After writing my last post, one thing that struck me was just how early in my transition the 'evening meal' dream had popped into my imagination.
At the end of 2008 most people in my life still did not know that I considered myself female. My parents and my partner knew, and that was about it. I was still hoping that, despite very negative first reactions, the full horror of losing everyone from my life could be averted. That somehow my parents and M--- would embrace this new version of me, and find the rediscovery rewarding. If asked then what I most wanted, I would have said, 'To keep the people I love'.
I shouldn't have been imagining anything different, certainly not a future without them, a future in which I was a fully-formed woman with friends who had accepted me. And yet my subconscious mind had ignored my conscious desires, and had forged ahead; it had set up this mature and highly realistic vision of a new life in a new setting, in which I knew people of substance, and was apparently unassailable.
Looking back, I think the 'evening meal' dream had a hugely supportive effect. I must have hugged it to me. It got me through a bleak winter in which I had to stand alone, whirled naked by events, beseiged by questions and all the guilt and pressure that was being loaded onto me. It offered a warm, candlelit future in which I was not only materially secure - certainly independent enough to gently push away an even more affluent life with the Derek in the dream - but emotionally secure, and obviously in good health, with at least one close and trusted friend. It may be a dream about keeping my independence intact, but I also think it's about being wanted and sought after, and not rejected.
There were other elements of this dream, or perhaps they were separate dreams about the same future.
In one, I am walking through the churchyard in my imaginary village, and encounter a teenage girl silently crying.

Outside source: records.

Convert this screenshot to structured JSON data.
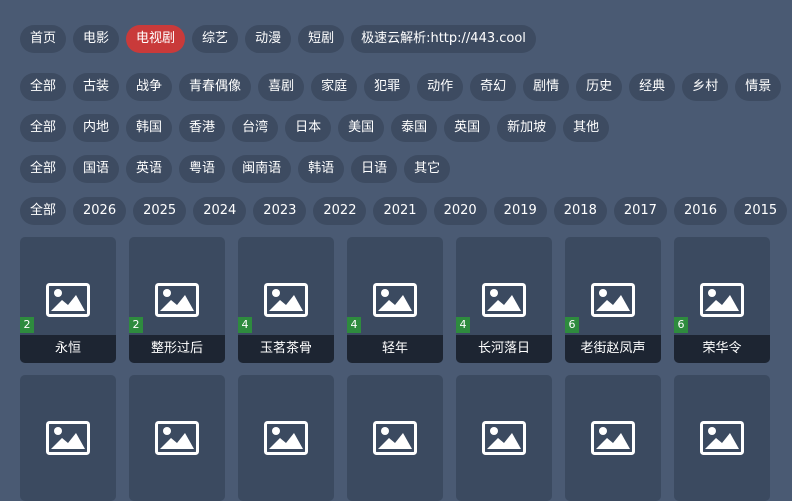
{
  "nav": {
    "items": [
      {
        "label": "首页",
        "active": false
      },
      {
        "label": "电影",
        "active": false
      },
      {
        "label": "电视剧",
        "active": true
      },
      {
        "label": "综艺",
        "active": false
      },
      {
        "label": "动漫",
        "active": false
      },
      {
        "label": "短剧",
        "active": false
      },
      {
        "label": "极速云解析:http://443.cool",
        "active": false
      }
    ]
  },
  "filters": {
    "genre": [
      "全部",
      "古装",
      "战争",
      "青春偶像",
      "喜剧",
      "家庭",
      "犯罪",
      "动作",
      "奇幻",
      "剧情",
      "历史",
      "经典",
      "乡村",
      "情景"
    ],
    "region": [
      "全部",
      "内地",
      "韩国",
      "香港",
      "台湾",
      "日本",
      "美国",
      "泰国",
      "英国",
      "新加坡",
      "其他"
    ],
    "language": [
      "全部",
      "国语",
      "英语",
      "粤语",
      "闽南语",
      "韩语",
      "日语",
      "其它"
    ],
    "year": [
      "全部",
      "2026",
      "2025",
      "2024",
      "2023",
      "2022",
      "2021",
      "2020",
      "2019",
      "2018",
      "2017",
      "2016",
      "2015"
    ]
  },
  "cards": [
    {
      "title": "永恒",
      "badge": "2"
    },
    {
      "title": "整形过后",
      "badge": "2"
    },
    {
      "title": "玉茗茶骨",
      "badge": "4"
    },
    {
      "title": "轻年",
      "badge": "4"
    },
    {
      "title": "长河落日",
      "badge": "4"
    },
    {
      "title": "老街赵凤声",
      "badge": "6"
    },
    {
      "title": "荣华令",
      "badge": "6"
    },
    {
      "title": "",
      "badge": ""
    },
    {
      "title": "",
      "badge": ""
    },
    {
      "title": "",
      "badge": ""
    },
    {
      "title": "",
      "badge": ""
    },
    {
      "title": "",
      "badge": ""
    },
    {
      "title": "",
      "badge": ""
    },
    {
      "title": "",
      "badge": ""
    }
  ],
  "colors": {
    "background": "#4a5a73",
    "chip": "#3d4b61",
    "active_chip": "#c93a3a",
    "badge": "#2e8b3e",
    "title_bar": "#1d2532"
  },
  "icons": {
    "placeholder": "image-placeholder-icon"
  }
}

Without a second's thought, I stop, sit beside her, and ask what is wrong - something I could not possibly do in real life at that time, because she'd have seen me as a slightly odd middle-aged bloke. But in the dream it's woman to woman. It all comes out. I succeed in comforting her, and I walk her home past my house, and I tell her that she can drop in for a chat any time. And she does; and we become firm friends; I get to know her parents and family; and it turns out that she had been unhappy for years past, and that I have turned her life round. And this wins me the respect of the other young people in the village, who feel they have found an understanding ally. And not just the young people: everyone gets to know about my good deed, and sees me as a person they can confide in.

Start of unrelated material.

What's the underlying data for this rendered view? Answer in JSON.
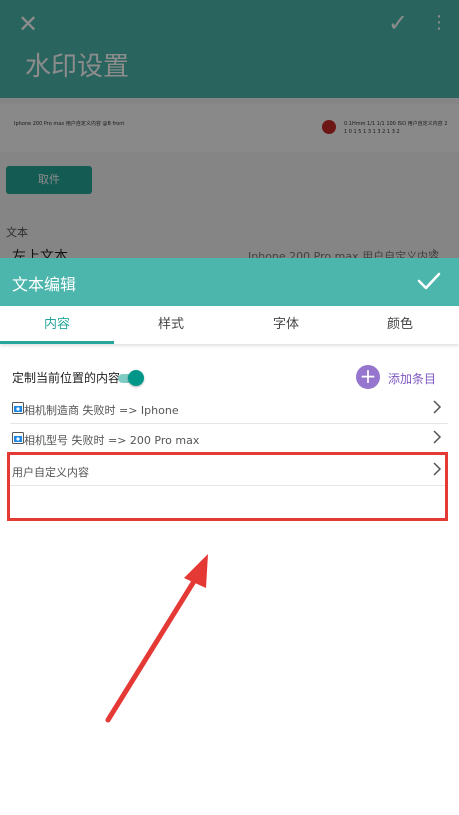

What's all this about? I'd guess that it's a reaction to being distrusted and put at arm's length. Perhaps I wanted to comfort M--- in much the same way, and mend our fracturing relationship. Perhaps I wanted to be well-regarded, and not someone from whom people had withdrawn in confusion, bewilderment or disgust.

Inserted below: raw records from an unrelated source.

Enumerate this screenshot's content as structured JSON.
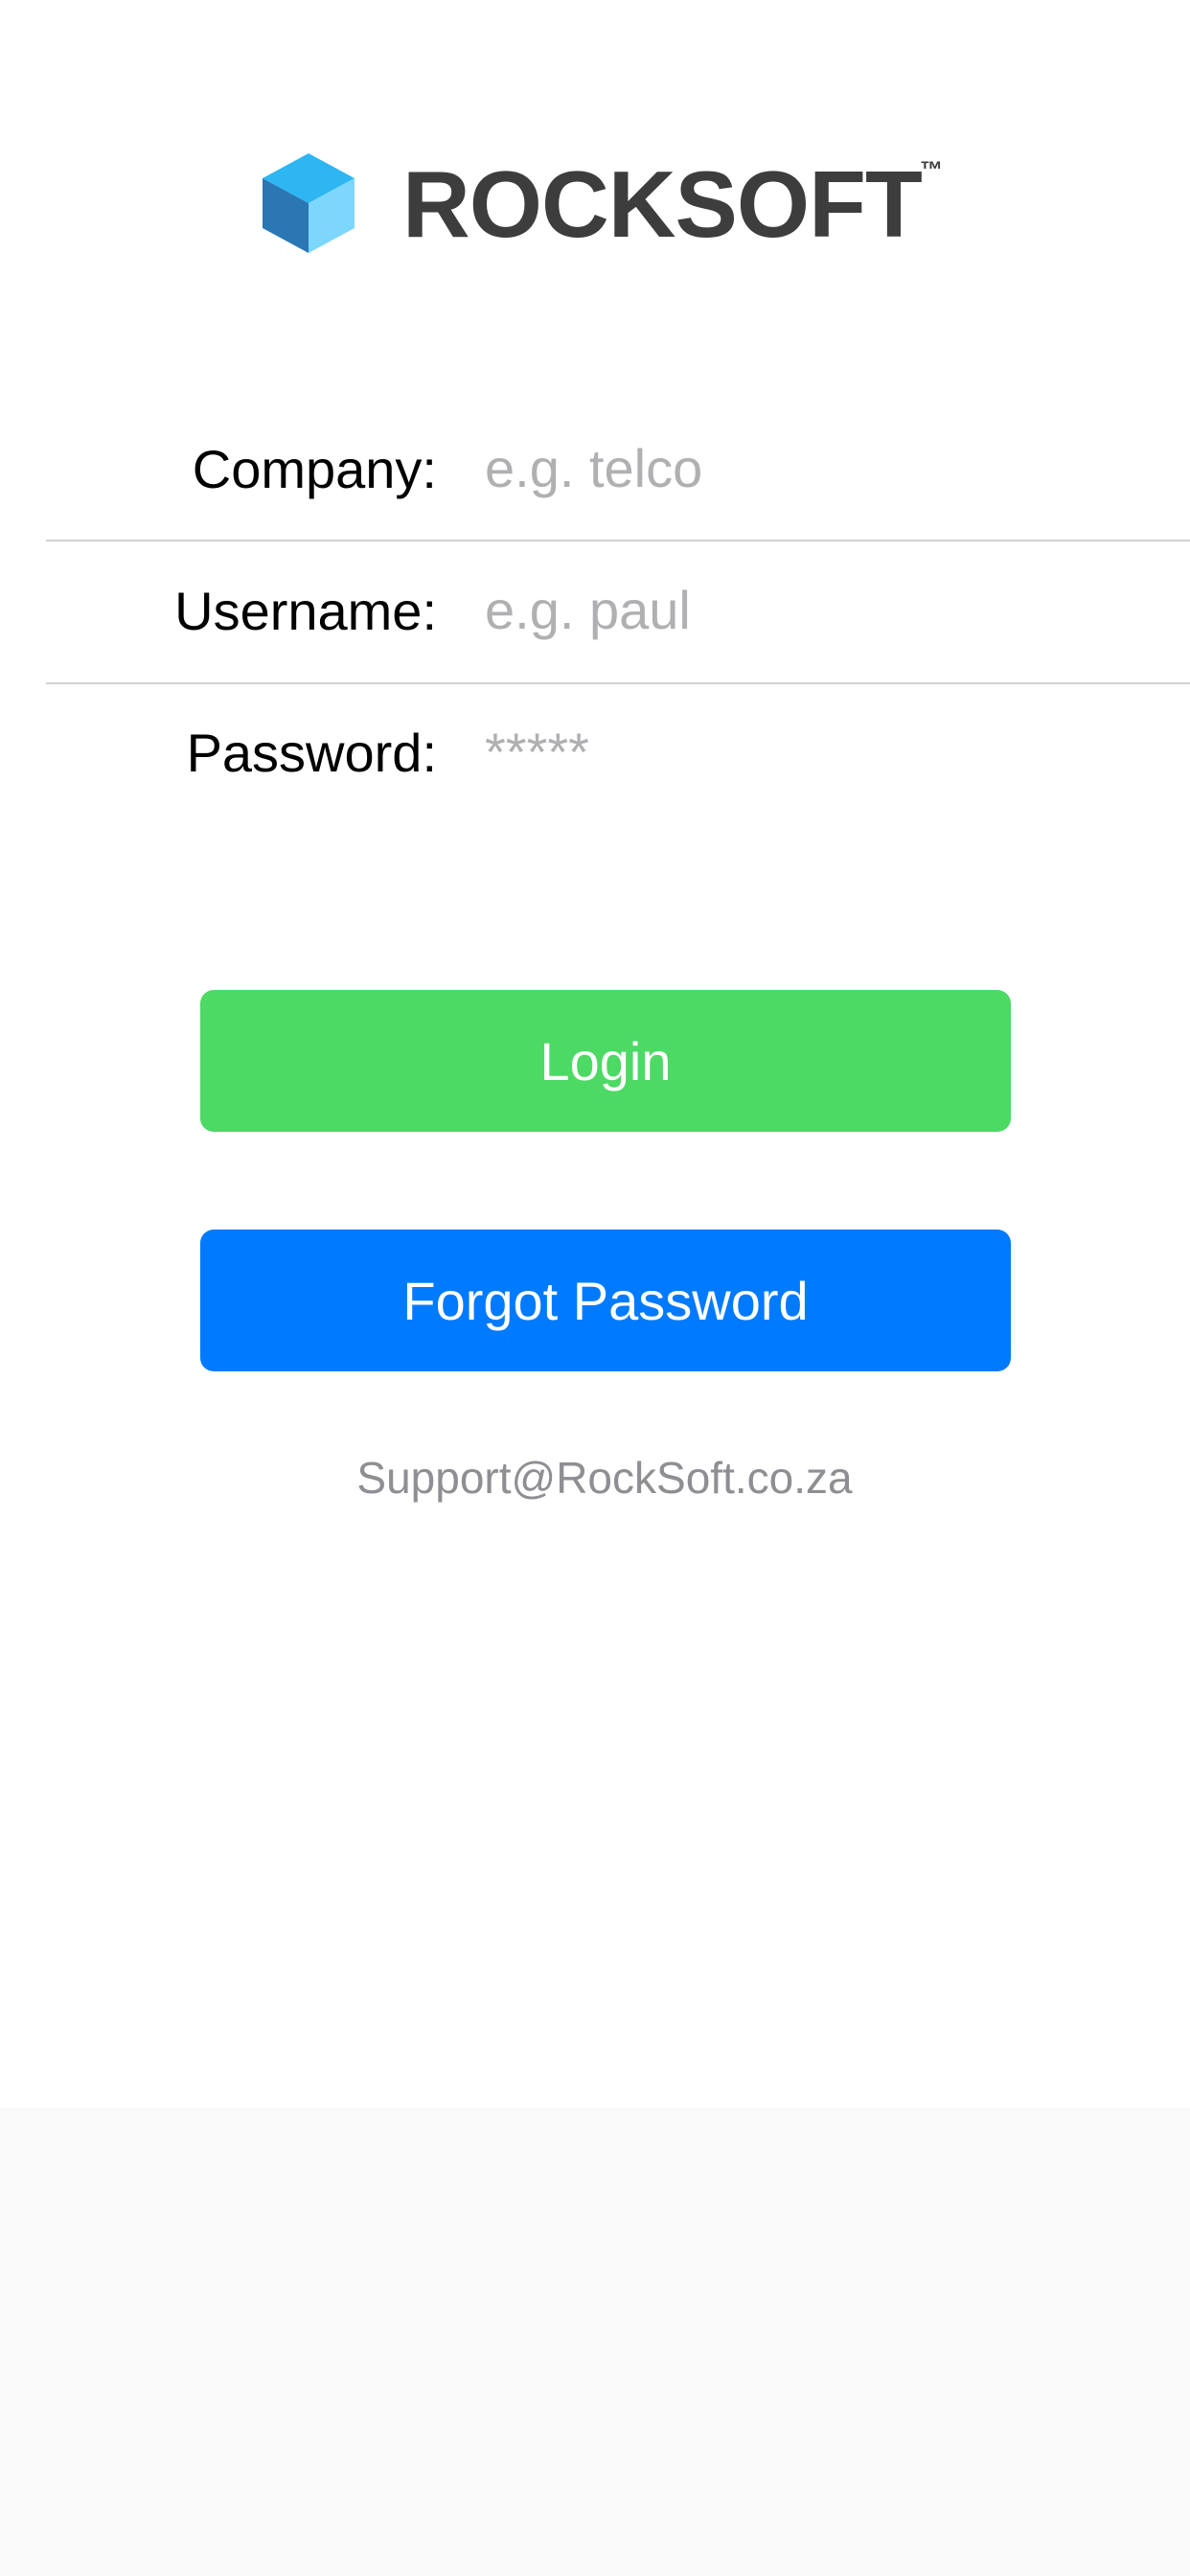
{
  "brand": {
    "logo_icon": "cube-icon",
    "name": "ROCKSOFT",
    "trademark": "™",
    "cube_colors": {
      "top": "#2eb6f2",
      "left": "#2a77b4",
      "right": "#7dd6fc"
    }
  },
  "form": {
    "company": {
      "label": "Company:",
      "placeholder": "e.g. telco",
      "value": ""
    },
    "username": {
      "label": "Username:",
      "placeholder": "e.g. paul",
      "value": ""
    },
    "password": {
      "label": "Password:",
      "placeholder": "*****",
      "value": ""
    }
  },
  "buttons": {
    "login_label": "Login",
    "login_color": "#4cd964",
    "forgot_label": "Forgot Password",
    "forgot_color": "#007aff"
  },
  "support": {
    "email": "Support@RockSoft.co.za"
  }
}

The third dream is about my 'daytime job'. It seems that somehow I have become attached to the main newspaper in Barnstaple. (I haven't a clue how that would happen, or how one would really work for a newspaper) I cover community events for all of north Cornwall and north Devon, including civic and military occasions. And occasionally other types of story, where especial tact and diplomacy are needed. I drive around in a distinctive car (this dream was pre-Fiona, but Fiona is the car in recent versions!), and I'm well-known. The dream has had me charming the whiskers off angry farmers, and scaring myself to death taking part in helicopter rides offshore, but usually it's about a big summer event in sunny Bude, where a festival is being held. In the dream, I'm not only reporting it; I'm involved in the running of this festival, which includes live performances in a packed seafront arena (I hasten to say that this arena doesn't exist in real life!); and I have to be centre-stage from time to time to make announcements, and introduce the next big act. And at the climax of the dream, I am persuaded by an anxious management to stand in for a famous singer who can't come. And of course I sing my heart out, staggering everyone with the power of my voice.
This seems easier to analyse. Like any teenager, I fancied myself as a performing megastar, and this is the eventual and long-delayed chance for fame and success. Sheer showing-off.
But I also think there are deeper things here. I really do have an ambition to sing well, in operatic roles, and to do it in a strong and authentic female voice. That is not an absurd impossibility. I'm sure that with training I could be a credible contralto, even if I am far too old to embark on any kind of career. This is on the back-burner in real life. As for the acclaim, well, I'm not at all hungry for it, even if being well-known for some definite talent might be very pleasant in some respects. A moment of delighted applause for a one-off, unrehearsed performance is one thing; commitment to the rigours of an ongoing career is quite another. So how come I have a dream devoted to finding unexpected singing success?
In her comment, Shirley Anne speculated about whether the 'evening meal' dream might be an indicator of my current approach to relationships. I don't think so, because it pre-dated eveything; although it's still a relevant dream that may yet become true. It involves a potentially awkward situation, a challenge, that has to be faced up to. So does the 'singing star' dream. Except that instead of refusing to stand in, I have leapt onto the stage and delivered the performance of a lifetime.
I think this is all a metaphor for my future life. I think I should be getting ready for some big moment of opportunity. Clearly my subconscious is already prepared and waiting.